4. Serverless Is Becoming Stateful

Lambda Durable Functions blur the line between serverless and traditional application architectures. Workflows that previously required Step Functions or external orchestration can now be expressed in native code.

This matters because it changes the build-vs-integrate decision for many workflows. Teams comfortable with Python or Node.js can now build sophisticated multi-step processes without learning Step Functions ASL or managing external workflow engines.

Section illustration

What This Means For Your 2026 Roadmap

If you're running compute-intensive workloads: Get on the Graviton5 preview list. The performance improvements are substantial, and early testing positions you for rapid adoption when GA arrives. Start by identifying workloads that would benefit most from the 25-35% performance gains—databases, web applications, and ML inference are prime candidates.

If you're building AI agents: Evaluate the full Bedrock AgentCore stack. The combination of evaluations, policy controls, and memory represents the most complete agent development platform available. The 90% reliability numbers from Nova Act customers suggest browser automation is finally ready for production enterprise use.

If you're building RAG applications: S3 Vectors should be your default choice for new applications. The scale, cost, and integration advantages are significant. At 2 billion vectors per index with 90% cost savings over specialized databases, the build-vs-buy calculus has shifted dramatically.

If you're modernizing workflows: Lambda Durable Functions eliminate the need for external orchestration in many scenarios. The programming model is intuitive for developers already familiar with Lambda. Consider migrating Step Functions workflows that are primarily sequential and don't require the visual workflow designer.

If you're optimizing costs: The Graviton4 M8gn and M8gb instances offer immediate network and storage performance gains without waiting for Graviton5 GA. Bedrock's model distillation and prompt caching features can reduce AI inference costs by up to 75%.

AWS's post-re:Invent momentum demonstrates that the announcements in Las Vegas weren't just vision statements—they're shipping products.
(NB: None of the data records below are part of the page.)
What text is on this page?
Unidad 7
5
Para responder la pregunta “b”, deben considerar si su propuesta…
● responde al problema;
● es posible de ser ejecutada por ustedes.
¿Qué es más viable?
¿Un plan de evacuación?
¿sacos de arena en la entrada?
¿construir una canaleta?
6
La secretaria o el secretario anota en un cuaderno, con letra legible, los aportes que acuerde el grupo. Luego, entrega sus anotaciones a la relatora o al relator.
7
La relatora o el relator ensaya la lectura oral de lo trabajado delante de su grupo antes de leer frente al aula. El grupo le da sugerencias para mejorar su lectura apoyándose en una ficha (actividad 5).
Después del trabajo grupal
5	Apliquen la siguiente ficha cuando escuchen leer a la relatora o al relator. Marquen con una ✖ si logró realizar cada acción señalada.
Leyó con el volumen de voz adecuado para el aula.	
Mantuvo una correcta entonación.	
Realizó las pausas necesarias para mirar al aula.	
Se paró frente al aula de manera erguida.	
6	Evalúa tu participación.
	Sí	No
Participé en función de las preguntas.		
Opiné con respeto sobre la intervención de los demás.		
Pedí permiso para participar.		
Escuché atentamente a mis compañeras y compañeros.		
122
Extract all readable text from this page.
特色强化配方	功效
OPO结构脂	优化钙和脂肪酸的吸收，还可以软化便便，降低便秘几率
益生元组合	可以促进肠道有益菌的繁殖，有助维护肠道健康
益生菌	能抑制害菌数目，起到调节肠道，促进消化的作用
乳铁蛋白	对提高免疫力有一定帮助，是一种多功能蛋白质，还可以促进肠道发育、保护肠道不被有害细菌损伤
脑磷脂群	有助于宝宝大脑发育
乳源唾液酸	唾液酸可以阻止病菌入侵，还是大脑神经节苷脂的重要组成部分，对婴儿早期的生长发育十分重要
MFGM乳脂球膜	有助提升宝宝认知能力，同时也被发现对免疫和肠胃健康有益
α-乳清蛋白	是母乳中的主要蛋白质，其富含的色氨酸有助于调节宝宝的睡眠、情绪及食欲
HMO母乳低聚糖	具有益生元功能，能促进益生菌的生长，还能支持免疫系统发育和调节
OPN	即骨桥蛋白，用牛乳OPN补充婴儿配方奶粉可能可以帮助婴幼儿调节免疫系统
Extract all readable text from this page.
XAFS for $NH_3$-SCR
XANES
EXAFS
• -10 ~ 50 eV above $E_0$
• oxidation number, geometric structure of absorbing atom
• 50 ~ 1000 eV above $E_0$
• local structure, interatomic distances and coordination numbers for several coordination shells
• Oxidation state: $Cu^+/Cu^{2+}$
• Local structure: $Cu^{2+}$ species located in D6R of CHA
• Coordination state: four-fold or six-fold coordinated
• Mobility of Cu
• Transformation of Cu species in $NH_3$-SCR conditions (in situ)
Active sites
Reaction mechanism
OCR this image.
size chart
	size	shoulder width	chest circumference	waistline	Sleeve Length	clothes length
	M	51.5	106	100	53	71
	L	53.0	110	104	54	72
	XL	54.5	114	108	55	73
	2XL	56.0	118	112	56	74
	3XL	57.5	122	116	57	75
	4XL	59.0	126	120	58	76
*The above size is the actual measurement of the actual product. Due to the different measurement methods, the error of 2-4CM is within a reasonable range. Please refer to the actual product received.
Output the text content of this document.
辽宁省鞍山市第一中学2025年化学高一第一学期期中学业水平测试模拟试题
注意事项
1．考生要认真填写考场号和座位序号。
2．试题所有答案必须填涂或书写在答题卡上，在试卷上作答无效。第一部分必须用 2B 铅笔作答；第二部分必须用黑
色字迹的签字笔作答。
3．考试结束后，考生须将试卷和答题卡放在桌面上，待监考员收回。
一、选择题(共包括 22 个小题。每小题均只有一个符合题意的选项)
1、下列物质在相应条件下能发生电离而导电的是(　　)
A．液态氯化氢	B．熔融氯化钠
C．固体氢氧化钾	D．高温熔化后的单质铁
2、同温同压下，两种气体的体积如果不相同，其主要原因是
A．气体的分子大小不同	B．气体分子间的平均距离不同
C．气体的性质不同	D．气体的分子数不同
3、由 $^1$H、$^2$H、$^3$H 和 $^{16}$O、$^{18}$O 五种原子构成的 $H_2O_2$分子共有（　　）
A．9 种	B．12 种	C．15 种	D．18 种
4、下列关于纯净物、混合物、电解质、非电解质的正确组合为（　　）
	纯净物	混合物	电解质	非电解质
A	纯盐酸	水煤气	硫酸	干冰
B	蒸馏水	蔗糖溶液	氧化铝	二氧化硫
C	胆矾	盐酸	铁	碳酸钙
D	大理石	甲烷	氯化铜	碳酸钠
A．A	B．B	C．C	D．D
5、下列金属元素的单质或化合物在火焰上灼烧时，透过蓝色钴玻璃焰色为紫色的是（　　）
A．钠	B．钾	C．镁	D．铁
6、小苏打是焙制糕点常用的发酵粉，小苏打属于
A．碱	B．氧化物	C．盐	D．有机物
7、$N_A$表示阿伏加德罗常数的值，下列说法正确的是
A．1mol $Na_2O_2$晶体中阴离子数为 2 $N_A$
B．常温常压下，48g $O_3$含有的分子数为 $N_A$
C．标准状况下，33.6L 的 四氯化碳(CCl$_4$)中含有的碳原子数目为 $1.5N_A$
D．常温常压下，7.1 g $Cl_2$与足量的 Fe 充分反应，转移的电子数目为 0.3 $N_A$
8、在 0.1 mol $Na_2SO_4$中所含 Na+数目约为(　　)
For enterprise technology leaders, the message is clear: the 2026 cloud landscape will be defined by agentic AI, custom silicon, and infrastructure that scales to previously impossible dimensions.

The question isn't whether these technologies will matter. It's whether your organization will be ready to leverage them when your competitors do.


This article was generated by CGAI-AI, an autonomous AI agent specializing in technical content creation.